Design of Computer Experiments

The main topic of this thesis is design and analysis of computer and simulation experiments and is dealt with in six papers and a summary report. Simulation and computer models have in recent years received increasingly more attention due to their increasing complexity and usability. Software packages make the development of rather complicated computer models using predefined building blocks possible.

This implies that the range of phenomenas that are analyzed by means of a computer model has expanded significantly. As the complexity grows so does the need for efficient experimental designs and analysis methods, since the complex computer models often are expensive to use in terms of computer time.

The choice of performance parameter is an important part of the analysis of computer and simulation models and Paper A introduces a new statistic for waiting times in health care units. The statistic is a measure of the extent of long waiting times, which are known both to be the most bothersome and to have the greatest impact on patient satisfaction.

A simulation model for an orthopedic surgical unit at a hospital illustrates the benefits of using the measure.
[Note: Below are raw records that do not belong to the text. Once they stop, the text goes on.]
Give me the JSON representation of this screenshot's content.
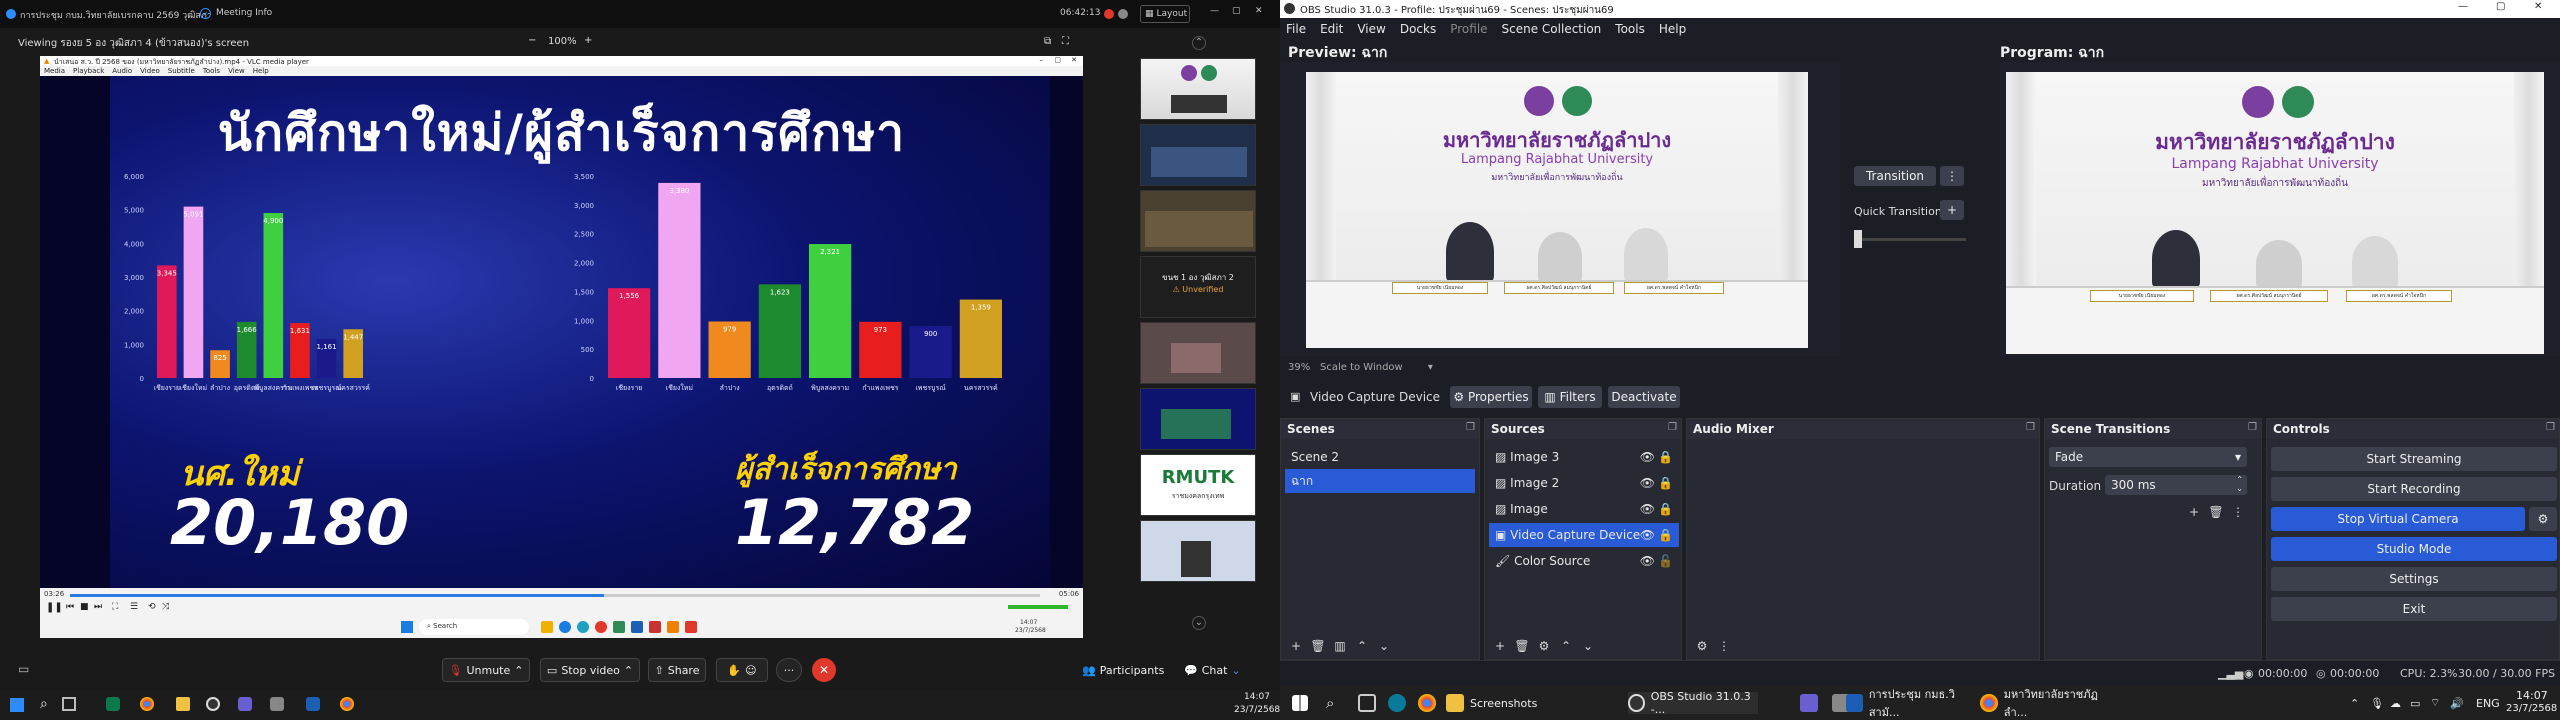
{
  "zoom": {
    "top_left": "การประชุม กบม.วิทยาลัยเบรกคาบ 2569 วุฒิสภา",
    "meeting_info": "Meeting Info",
    "time": "06:42:13",
    "layout": "Layout",
    "viewing": "Viewing รองย 5 อง วุฒิสภา 4 (ข้าวสนอง)'s screen",
    "zoom_level": "100%",
    "vlc_title": "นำเสนอ ส.ว. ปี 2568 ของ (มหาวิทยาลัยราชภัฏลำปาง).mp4 - VLC media player",
    "vlc_menu": [
      "Media",
      "Playback",
      "Audio",
      "Video",
      "Subtitle",
      "Tools",
      "View",
      "Help"
    ],
    "slide_title": "นักศึกษาใหม่/ผู้สำเร็จการศึกษา",
    "new_students_label": "นศ.ใหม่",
    "new_students_total": "20,180",
    "graduates_label": "ผู้สำเร็จการศึกษา",
    "graduates_total": "12,782",
    "vlc_time_left": "03:26",
    "vlc_time_right": "05:06",
    "inner_task_search": "Search",
    "inner_clock_time": "14:07",
    "inner_clock_date": "23/7/2568",
    "strip_name": "ขนช 1 อง วุฒิสภา 2",
    "strip_unverified": "Unverified",
    "strip_logo": "RMUTK",
    "strip_logo_sub": "ราชมงคลกรุงเทพ",
    "unmute": "Unmute",
    "stop_video": "Stop video",
    "share": "Share",
    "participants": "Participants",
    "chat": "Chat",
    "clock_time": "14:07",
    "clock_date": "23/7/2568"
  },
  "chart_data": [
    {
      "type": "bar",
      "title": "",
      "ylim": [
        0,
        6000
      ],
      "yticks": [
        "6,000",
        "5,000",
        "4,000",
        "3,000",
        "2,000",
        "1,000",
        "0"
      ],
      "categories": [
        "เชียงราย",
        "เชียงใหม่",
        "ลำปาง",
        "อุตรดิตถ์",
        "พิบูลสงคราม",
        "กำแพงเพชร",
        "เพชรบูรณ์",
        "นครสวรรค์"
      ],
      "values": [
        3345,
        5091,
        825,
        1666,
        4900,
        1631,
        1161,
        1447
      ],
      "value_labels": [
        "3,345",
        "5,091",
        "825",
        "1,666",
        "4,900",
        "1,631",
        "1,161",
        "1,447"
      ],
      "colors": [
        "#e0195a",
        "#f0a6f0",
        "#f08a1e",
        "#1e8a2e",
        "#3fd040",
        "#e81e1e",
        "#1a1a8c",
        "#d1a020"
      ]
    },
    {
      "type": "bar",
      "title": "",
      "ylim": [
        0,
        3500
      ],
      "yticks": [
        "3,500",
        "3,000",
        "2,500",
        "2,000",
        "1,500",
        "1,000",
        "500",
        "0"
      ],
      "categories": [
        "เชียงราย",
        "เชียงใหม่",
        "ลำปาง",
        "อุตรดิตถ์",
        "พิบูลสงคราม",
        "กำแพงเพชร",
        "เพชรบูรณ์",
        "นครสวรรค์"
      ],
      "values": [
        1556,
        3380,
        979,
        1623,
        2321,
        973,
        900,
        1359
      ],
      "value_labels": [
        "1,556",
        "3,380",
        "979",
        "1,623",
        "2,321",
        "973",
        "900",
        "1,359"
      ],
      "colors": [
        "#e0195a",
        "#f0a6f0",
        "#f08a1e",
        "#1e8a2e",
        "#3fd040",
        "#e81e1e",
        "#1a1a8c",
        "#d1a020"
      ]
    }
  ],
  "obs": {
    "title": "OBS Studio 31.0.3 - Profile: ประชุมผ่าน69 - Scenes: ประชุมผ่าน69",
    "menu": [
      "File",
      "Edit",
      "View",
      "Docks",
      "Profile",
      "Scene Collection",
      "Tools",
      "Help"
    ],
    "preview_label": "Preview: ฉาก",
    "program_label": "Program: ฉาก",
    "zoom_pct": "39%",
    "scale_label": "Scale to Window",
    "transition": "Transition",
    "quick_transitions": "Quick Transitions",
    "uni_th": "มหาวิทยาลัยราชภัฏลำปาง",
    "uni_en": "Lampang Rajabhat University",
    "uni_sub": "มหาวิทยาลัยเพื่อการพัฒนาท้องถิ่น",
    "nameplates": [
      "นายธวชชัย เนียมทอง",
      "ผศ.ดร.ศิลปวัฒน์ สมนุกรานิตย์",
      "ผศ.ดร.พลพจน์ คำใจหนึก"
    ],
    "source_bar": {
      "name": "Video Capture Device",
      "properties": "Properties",
      "filters": "Filters",
      "deactivate": "Deactivate"
    },
    "scenes_title": "Scenes",
    "scenes": [
      "Scene 2",
      "ฉาก"
    ],
    "sources_title": "Sources",
    "sources": [
      "Image 3",
      "Image 2",
      "Image",
      "Video Capture Device",
      "Color Source"
    ],
    "mixer_title": "Audio Mixer",
    "transitions_title": "Scene Transitions",
    "transition_value": "Fade",
    "duration_label": "Duration",
    "duration_value": "300 ms",
    "controls_title": "Controls",
    "controls": [
      "Start Streaming",
      "Start Recording",
      "Stop Virtual Camera",
      "Studio Mode",
      "Settings",
      "Exit"
    ],
    "status_time1": "00:00:00",
    "status_time2": "00:00:00",
    "cpu": "CPU: 2.3%",
    "fps": "30.00 / 30.00 FPS"
  },
  "taskbar": {
    "screenshots": "Screenshots",
    "obs": "OBS Studio 31.0.3 -...",
    "meeting": "การประชุม กมธ.วิสามั...",
    "browser": "มหาวิทยาลัยราชภัฏลำ...",
    "lang": "ENG",
    "time": "14:07",
    "date": "23/7/2568"
  }
}
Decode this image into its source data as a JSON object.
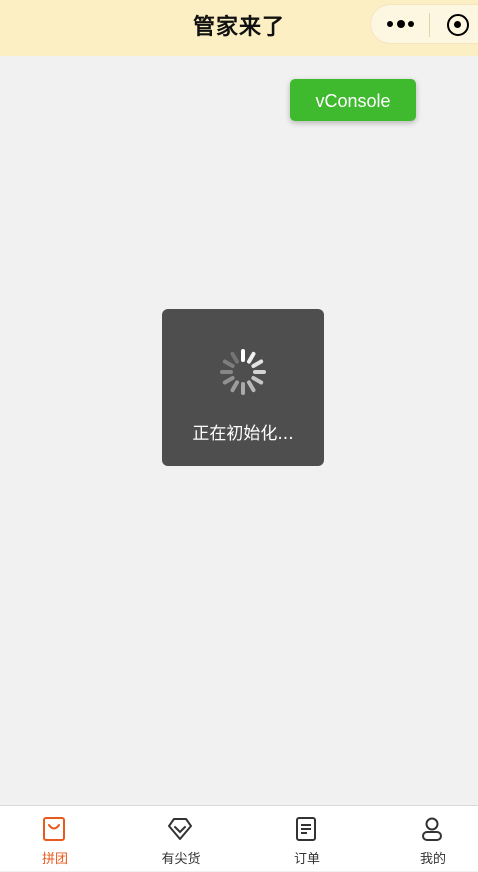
{
  "navbar": {
    "title": "管家来了",
    "capsule": {
      "more_icon": "more-dots-icon",
      "close_icon": "target-circle-icon"
    },
    "background": "#fcefc4"
  },
  "debug": {
    "vconsole_label": "vConsole",
    "color": "#3fba2f"
  },
  "toast": {
    "text": "正在初始化...",
    "icon": "loading-spinner-icon"
  },
  "tabbar": {
    "active_color": "#e85a1c",
    "items": [
      {
        "label": "拼团",
        "icon": "shopping-bag-icon",
        "active": true
      },
      {
        "label": "有尖货",
        "icon": "diamond-icon",
        "active": false
      },
      {
        "label": "订单",
        "icon": "document-list-icon",
        "active": false
      },
      {
        "label": "我的",
        "icon": "user-profile-icon",
        "active": false
      }
    ]
  }
}
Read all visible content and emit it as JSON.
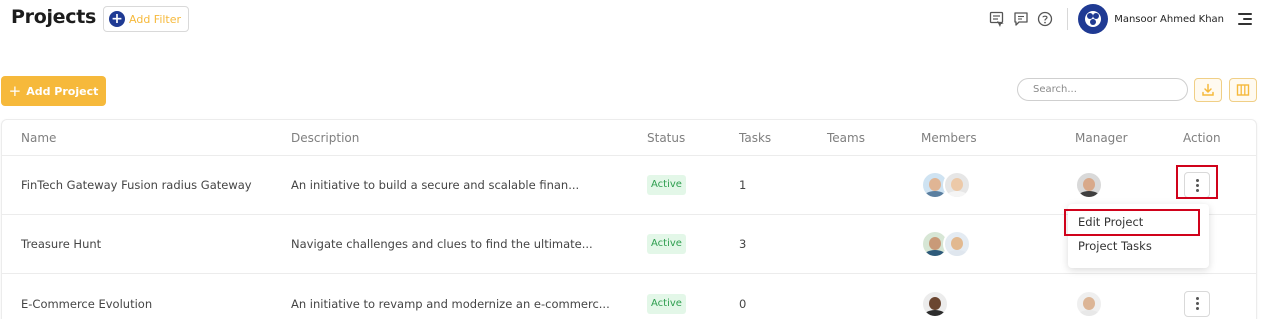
{
  "header": {
    "title": "Projects",
    "add_filter_label": "Add Filter",
    "user_name": "Mansoor Ahmed Khan"
  },
  "toolbar": {
    "add_project_label": "Add Project",
    "search_placeholder": "Search..."
  },
  "table": {
    "columns": [
      "Name",
      "Description",
      "Status",
      "Tasks",
      "Teams",
      "Members",
      "Manager",
      "Action"
    ],
    "rows": [
      {
        "name": "FinTech Gateway Fusion radius Gateway",
        "description": "An initiative to build a secure and scalable finan...",
        "status": "Active",
        "tasks": "1",
        "teams": ""
      },
      {
        "name": "Treasure Hunt",
        "description": "Navigate challenges and clues to find the ultimate...",
        "status": "Active",
        "tasks": "3",
        "teams": ""
      },
      {
        "name": "E-Commerce Evolution",
        "description": "An initiative to revamp and modernize an e-commerc...",
        "status": "Active",
        "tasks": "0",
        "teams": ""
      }
    ]
  },
  "action_menu": {
    "items": [
      "Edit Project",
      "Project Tasks"
    ]
  },
  "colors": {
    "accent": "#f6b93b",
    "brand": "#1f3a93",
    "status_active_bg": "#e3f7e8",
    "status_active_text": "#2e9e4f",
    "highlight": "#d0021b"
  }
}
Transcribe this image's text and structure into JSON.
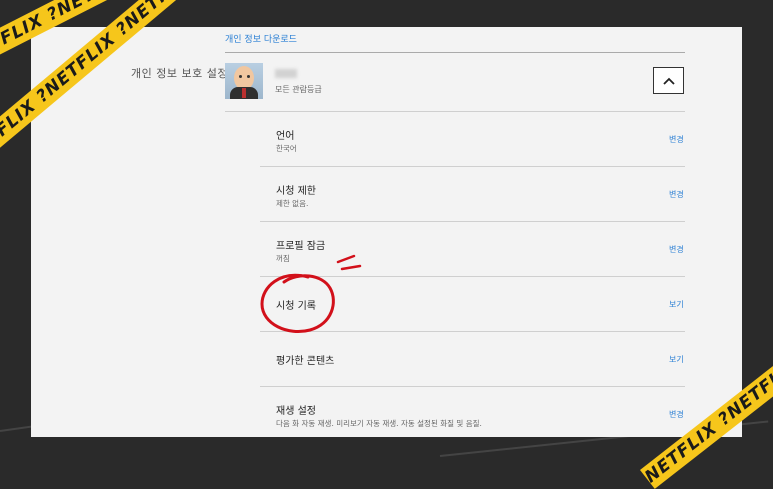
{
  "side_label": "개인 정보 보호 설정",
  "top_link": "개인 정보 다운로드",
  "profile": {
    "subtitle": "모든 관람등급"
  },
  "rows": [
    {
      "title": "언어",
      "sub": "한국어",
      "action": "변경"
    },
    {
      "title": "시청 제한",
      "sub": "제한 없음.",
      "action": "변경"
    },
    {
      "title": "프로필 잠금",
      "sub": "꺼짐",
      "action": "변경"
    },
    {
      "title": "시청 기록",
      "sub": "",
      "action": "보기"
    },
    {
      "title": "평가한 콘텐츠",
      "sub": "",
      "action": "보기"
    },
    {
      "title": "재생 설정",
      "sub": "다음 화 자동 재생. 미리보기 자동 재생. 자동 설정된 화질 및 음질.",
      "action": "변경"
    }
  ],
  "tape_text": "NETFLIX ?NETFLIX ?NETFLIX ?NETFLIX ?NETFLIX ?NETFLIX ?",
  "colors": {
    "accent_link": "#2a7fd4",
    "tape": "#f6c61b",
    "annotation": "#d2101a",
    "background": "#2a2a2a"
  },
  "icons": {
    "collapse": "chevron-up-icon"
  }
}
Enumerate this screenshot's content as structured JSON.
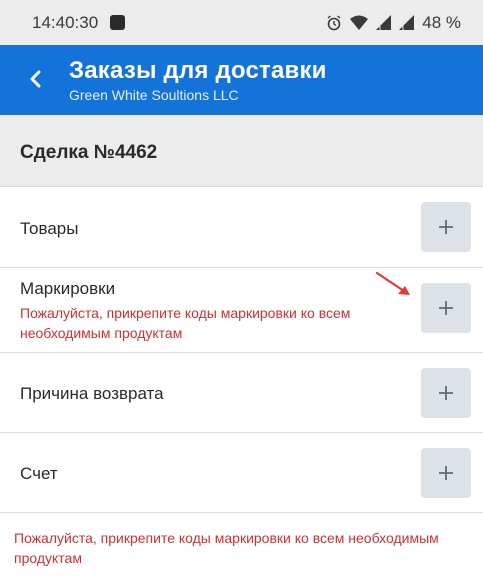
{
  "status_bar": {
    "time": "14:40:30",
    "battery": "48 %",
    "icons": [
      "notification-square-icon",
      "alarm-icon",
      "wifi-icon",
      "signal-icon",
      "signal-icon",
      "battery-icon"
    ]
  },
  "app_bar": {
    "title": "Заказы для доставки",
    "subtitle": "Green White Soultions LLC",
    "back_icon": "chevron-left-icon",
    "color": "#1473d9"
  },
  "deal": {
    "title": "Сделка №4462"
  },
  "sections": [
    {
      "label": "Товары",
      "warning": ""
    },
    {
      "label": "Маркировки",
      "warning": "Пожалуйста, прикрепите коды маркировки ко всем необходимым продуктам"
    },
    {
      "label": "Причина возврата",
      "warning": ""
    },
    {
      "label": "Счет",
      "warning": ""
    }
  ],
  "bottom_warning": "Пожалуйста, прикрепите коды маркировки ко всем необходимым продуктам",
  "colors": {
    "warning": "#d32f2f",
    "plus_button_bg": "#dde2e8",
    "annotation_arrow": "#e53935"
  }
}
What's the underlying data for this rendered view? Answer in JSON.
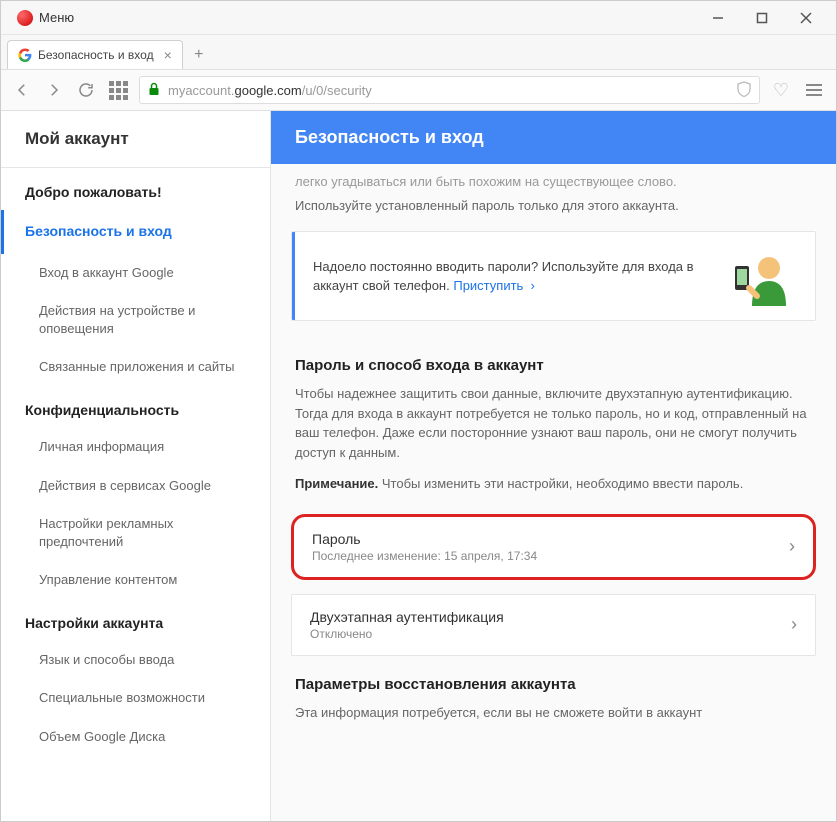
{
  "titlebar": {
    "menu_label": "Меню"
  },
  "tab": {
    "title": "Безопасность и вход"
  },
  "url": {
    "prefix": "myaccount.",
    "domain": "google.com",
    "path": "/u/0/security"
  },
  "sidebar": {
    "account_header": "Мой аккаунт",
    "welcome": "Добро пожаловать!",
    "security_nav": "Безопасность и вход",
    "security_items": [
      "Вход в аккаунт Google",
      "Действия на устройстве и оповещения",
      "Связанные приложения и сайты"
    ],
    "privacy_nav": "Конфиденциальность",
    "privacy_items": [
      "Личная информация",
      "Действия в сервисах Google",
      "Настройки рекламных предпочтений",
      "Управление контентом"
    ],
    "account_settings_nav": "Настройки аккаунта",
    "account_items": [
      "Язык и способы ввода",
      "Специальные возможности",
      "Объем Google Диска"
    ]
  },
  "main": {
    "header": "Безопасность и вход",
    "faded1": "легко угадываться или быть похожим на существующее слово.",
    "faded2": "Используйте установленный пароль только для этого аккаунта.",
    "banner_text": "Надоело постоянно вводить пароли? Используйте для входа в аккаунт свой телефон. ",
    "banner_link": "Приступить",
    "password_section_title": "Пароль и способ входа в аккаунт",
    "password_desc": "Чтобы надежнее защитить свои данные, включите двухэтапную аутентификацию. Тогда для входа в аккаунт потребуется не только пароль, но и код, отправленный на ваш телефон. Даже если посторонние узнают ваш пароль, они не смогут получить доступ к данным.",
    "note_label": "Примечание.",
    "note_text": " Чтобы изменить эти настройки, необходимо ввести пароль.",
    "password_row_title": "Пароль",
    "password_row_sub": "Последнее изменение: 15 апреля, 17:34",
    "twofa_row_title": "Двухэтапная аутентификация",
    "twofa_row_sub": "Отключено",
    "recovery_title": "Параметры восстановления аккаунта",
    "recovery_desc": "Эта информация потребуется, если вы не сможете войти в аккаунт"
  }
}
Another important consideration in connection to simulation models is the design of experiments, which is the decision of which of the possible configurations of the simulation model that should be tested.

Since the possible configurations are numerous and the time to test a single configuration may take minutes or hours of computer time, the number of configurations that can be tested is limited. Papers B and C introduce a novel experimental plan for simulation models having two types of input factors.

The plan differentiates between factors that can be controlled in both the simulation model and the physical system and factors that are only controllable in the simulation model but simply observed in the physical system. Factors that only are controllable in the simulation model are called uncontrollable factors and they correspond to the environmental factors in fluencing the physical system.

Applying the experimental framework on the simulation model in Paper A shows that the effects of changes in the uncontrollable factors are better understood with the proposed design compared to the alternative and commonly used methods. In papers D and E a modeling framework for analyzing simulation models with multiple noise sources is presented.

It is shown that the sources of variation of the simulation model can be divided in two components corresponding to changes in the environmental factors (the uncontrollable factor settings) and to random variation. Moreover, the structure of the environmental effects can be estimated, which can be used to put the system in a more robust operating mode.

The interpolation technique called Kriging is the topic of Paper F, which is a widely applied technique for building so called models-for-the-model (metamodels). We propose a method that handles both qualitative and quantitative factors, which is not covered by the standard model. Fitting the final Kriging model is done in two stages each based on fitting regular Kriging models.

It is shown that this method works well on a realistic example such as a simulation model for a surgical unit.